In my mid-teens, these are the things I used to prove that I was cooler than you (despite so much evidence to the contrary):
- A copy of Plato’s Republic (library copy, largely unread and definitely not understood) that I carried everywhere, including to my first ever date.
- My love for the movie Jesus of Montreal. Or, as I would probably say it at the time, Jee-soo doo Mon-tree-AL.
I had quite the French accent at the time. My German teacher told me I had the best French accent in her class, which was very kind.
Jesus of Montreal was, of course, in French, with subtitles. It was from Canada, which was not quite as cool as an actual French film – such as Cyrano, which I also couldn’t stop telling people was awesome – but it was one huge metaphor. And who doesn’t love just getting a movie?
From memory, it was a movie about a Passion Play, where the actors and their characters merged until it was (apparently) hard to tell what was real and what was pretend.
It was just the thing a 15 year old who was desperate to feel special and different would latch on to. And [SPOILERS] the ending was especially perfect. The guy playing Jesus died – and his organs were harvested so he did indeed live on after his death.
Oh, I completely understood that. GENIUS.

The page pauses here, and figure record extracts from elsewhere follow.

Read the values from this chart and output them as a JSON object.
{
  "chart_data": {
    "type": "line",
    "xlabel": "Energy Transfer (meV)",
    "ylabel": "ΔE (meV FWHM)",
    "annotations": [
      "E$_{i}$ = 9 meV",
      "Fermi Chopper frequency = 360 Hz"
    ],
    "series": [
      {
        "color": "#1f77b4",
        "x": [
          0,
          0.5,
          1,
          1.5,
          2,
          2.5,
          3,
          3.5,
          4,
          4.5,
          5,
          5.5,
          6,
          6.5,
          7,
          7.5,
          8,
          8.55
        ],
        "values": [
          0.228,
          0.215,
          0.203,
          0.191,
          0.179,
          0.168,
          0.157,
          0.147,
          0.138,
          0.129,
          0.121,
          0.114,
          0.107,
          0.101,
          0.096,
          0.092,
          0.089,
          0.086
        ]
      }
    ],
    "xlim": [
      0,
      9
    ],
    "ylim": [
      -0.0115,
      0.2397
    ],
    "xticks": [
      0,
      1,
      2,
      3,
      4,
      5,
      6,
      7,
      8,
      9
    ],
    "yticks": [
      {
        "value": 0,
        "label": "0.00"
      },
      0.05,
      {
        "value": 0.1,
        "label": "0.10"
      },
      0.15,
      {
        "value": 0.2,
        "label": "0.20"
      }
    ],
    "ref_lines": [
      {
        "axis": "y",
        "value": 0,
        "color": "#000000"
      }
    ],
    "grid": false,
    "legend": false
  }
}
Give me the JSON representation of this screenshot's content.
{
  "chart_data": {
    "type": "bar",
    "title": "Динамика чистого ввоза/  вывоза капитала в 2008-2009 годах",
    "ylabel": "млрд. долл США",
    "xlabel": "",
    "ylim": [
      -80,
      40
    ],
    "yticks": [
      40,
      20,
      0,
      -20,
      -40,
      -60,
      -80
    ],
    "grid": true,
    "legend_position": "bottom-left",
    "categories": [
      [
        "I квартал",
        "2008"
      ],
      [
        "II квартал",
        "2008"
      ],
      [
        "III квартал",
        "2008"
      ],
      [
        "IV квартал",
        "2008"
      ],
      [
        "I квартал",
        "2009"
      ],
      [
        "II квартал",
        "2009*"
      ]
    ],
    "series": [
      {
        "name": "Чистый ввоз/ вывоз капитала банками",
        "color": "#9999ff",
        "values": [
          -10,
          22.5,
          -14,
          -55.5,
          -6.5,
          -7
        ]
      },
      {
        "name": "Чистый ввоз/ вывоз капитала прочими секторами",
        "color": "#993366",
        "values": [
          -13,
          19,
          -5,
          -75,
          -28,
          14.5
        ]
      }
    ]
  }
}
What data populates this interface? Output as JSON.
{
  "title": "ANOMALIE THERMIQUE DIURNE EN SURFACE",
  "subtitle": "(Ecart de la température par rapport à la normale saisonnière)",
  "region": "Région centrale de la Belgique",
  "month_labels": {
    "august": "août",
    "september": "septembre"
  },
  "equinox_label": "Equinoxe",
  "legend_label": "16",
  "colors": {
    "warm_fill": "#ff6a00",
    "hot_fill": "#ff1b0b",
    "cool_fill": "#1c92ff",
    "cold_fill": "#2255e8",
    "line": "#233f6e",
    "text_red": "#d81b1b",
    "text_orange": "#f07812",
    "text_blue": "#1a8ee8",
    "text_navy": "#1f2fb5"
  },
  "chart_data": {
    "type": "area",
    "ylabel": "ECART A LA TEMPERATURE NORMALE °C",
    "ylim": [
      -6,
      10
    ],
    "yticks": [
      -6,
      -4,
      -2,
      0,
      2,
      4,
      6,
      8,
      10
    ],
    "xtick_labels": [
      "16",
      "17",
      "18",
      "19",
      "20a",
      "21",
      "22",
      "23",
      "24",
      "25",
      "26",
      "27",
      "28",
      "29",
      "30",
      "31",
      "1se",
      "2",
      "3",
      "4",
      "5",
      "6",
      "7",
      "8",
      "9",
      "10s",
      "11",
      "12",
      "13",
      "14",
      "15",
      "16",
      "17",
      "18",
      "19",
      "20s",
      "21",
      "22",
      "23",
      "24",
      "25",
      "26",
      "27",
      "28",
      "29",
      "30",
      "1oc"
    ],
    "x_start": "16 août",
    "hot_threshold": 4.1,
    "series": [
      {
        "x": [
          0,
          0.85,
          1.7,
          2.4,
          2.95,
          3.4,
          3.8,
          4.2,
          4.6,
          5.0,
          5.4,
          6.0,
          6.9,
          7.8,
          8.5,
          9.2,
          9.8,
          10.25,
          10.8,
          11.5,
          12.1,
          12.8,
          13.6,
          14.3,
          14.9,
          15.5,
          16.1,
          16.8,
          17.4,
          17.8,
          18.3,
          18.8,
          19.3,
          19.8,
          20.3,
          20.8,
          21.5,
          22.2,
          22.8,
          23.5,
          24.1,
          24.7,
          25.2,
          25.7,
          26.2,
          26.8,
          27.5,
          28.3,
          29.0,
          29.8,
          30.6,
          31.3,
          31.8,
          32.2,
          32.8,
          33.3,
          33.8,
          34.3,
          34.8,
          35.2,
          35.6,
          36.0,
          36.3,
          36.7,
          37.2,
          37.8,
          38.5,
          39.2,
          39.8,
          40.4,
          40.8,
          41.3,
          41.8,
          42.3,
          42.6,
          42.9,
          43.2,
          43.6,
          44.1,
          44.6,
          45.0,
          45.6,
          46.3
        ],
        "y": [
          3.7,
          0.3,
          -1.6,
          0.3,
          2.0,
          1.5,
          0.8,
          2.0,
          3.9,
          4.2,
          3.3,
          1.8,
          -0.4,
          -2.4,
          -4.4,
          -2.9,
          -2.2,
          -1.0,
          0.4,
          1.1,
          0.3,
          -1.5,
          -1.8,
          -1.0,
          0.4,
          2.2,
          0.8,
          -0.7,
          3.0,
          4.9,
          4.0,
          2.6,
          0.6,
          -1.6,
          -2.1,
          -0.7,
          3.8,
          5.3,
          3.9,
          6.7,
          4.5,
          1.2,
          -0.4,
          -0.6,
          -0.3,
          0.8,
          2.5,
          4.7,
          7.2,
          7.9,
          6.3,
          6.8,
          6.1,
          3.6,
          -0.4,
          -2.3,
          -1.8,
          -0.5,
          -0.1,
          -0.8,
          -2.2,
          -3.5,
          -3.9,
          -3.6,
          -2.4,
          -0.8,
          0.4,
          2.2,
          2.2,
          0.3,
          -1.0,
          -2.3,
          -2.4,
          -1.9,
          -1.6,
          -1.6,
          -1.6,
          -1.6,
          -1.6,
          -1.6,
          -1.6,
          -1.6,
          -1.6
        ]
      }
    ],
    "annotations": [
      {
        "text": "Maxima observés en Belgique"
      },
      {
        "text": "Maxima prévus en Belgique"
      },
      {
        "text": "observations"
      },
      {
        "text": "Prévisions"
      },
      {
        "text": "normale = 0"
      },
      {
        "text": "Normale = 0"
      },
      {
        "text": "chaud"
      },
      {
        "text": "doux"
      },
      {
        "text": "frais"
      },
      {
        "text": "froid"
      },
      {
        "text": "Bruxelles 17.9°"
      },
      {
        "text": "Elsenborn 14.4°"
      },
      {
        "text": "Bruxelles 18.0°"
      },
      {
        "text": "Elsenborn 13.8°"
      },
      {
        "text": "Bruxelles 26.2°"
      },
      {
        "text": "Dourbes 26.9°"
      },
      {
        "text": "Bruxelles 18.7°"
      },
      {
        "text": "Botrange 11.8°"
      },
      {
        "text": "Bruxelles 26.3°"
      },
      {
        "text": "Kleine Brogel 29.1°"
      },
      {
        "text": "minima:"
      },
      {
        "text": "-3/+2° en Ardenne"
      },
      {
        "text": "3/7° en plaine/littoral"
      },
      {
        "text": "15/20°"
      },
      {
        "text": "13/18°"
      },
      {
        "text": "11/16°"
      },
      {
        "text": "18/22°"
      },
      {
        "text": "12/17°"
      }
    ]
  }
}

I have no idea if Jesus of Montreal is any good. I watched it a few times in that heady, shameful adolescent phase, and then moved on. It might be genuinely great, despite never seeming to be mentioned in modern film discussions. Maybe I’ll find it on some streaming service and give it a go. Or maybe I’ll leave it in my past, with Plato, Thriller, and fingerless gloves, where it maybe best belongs.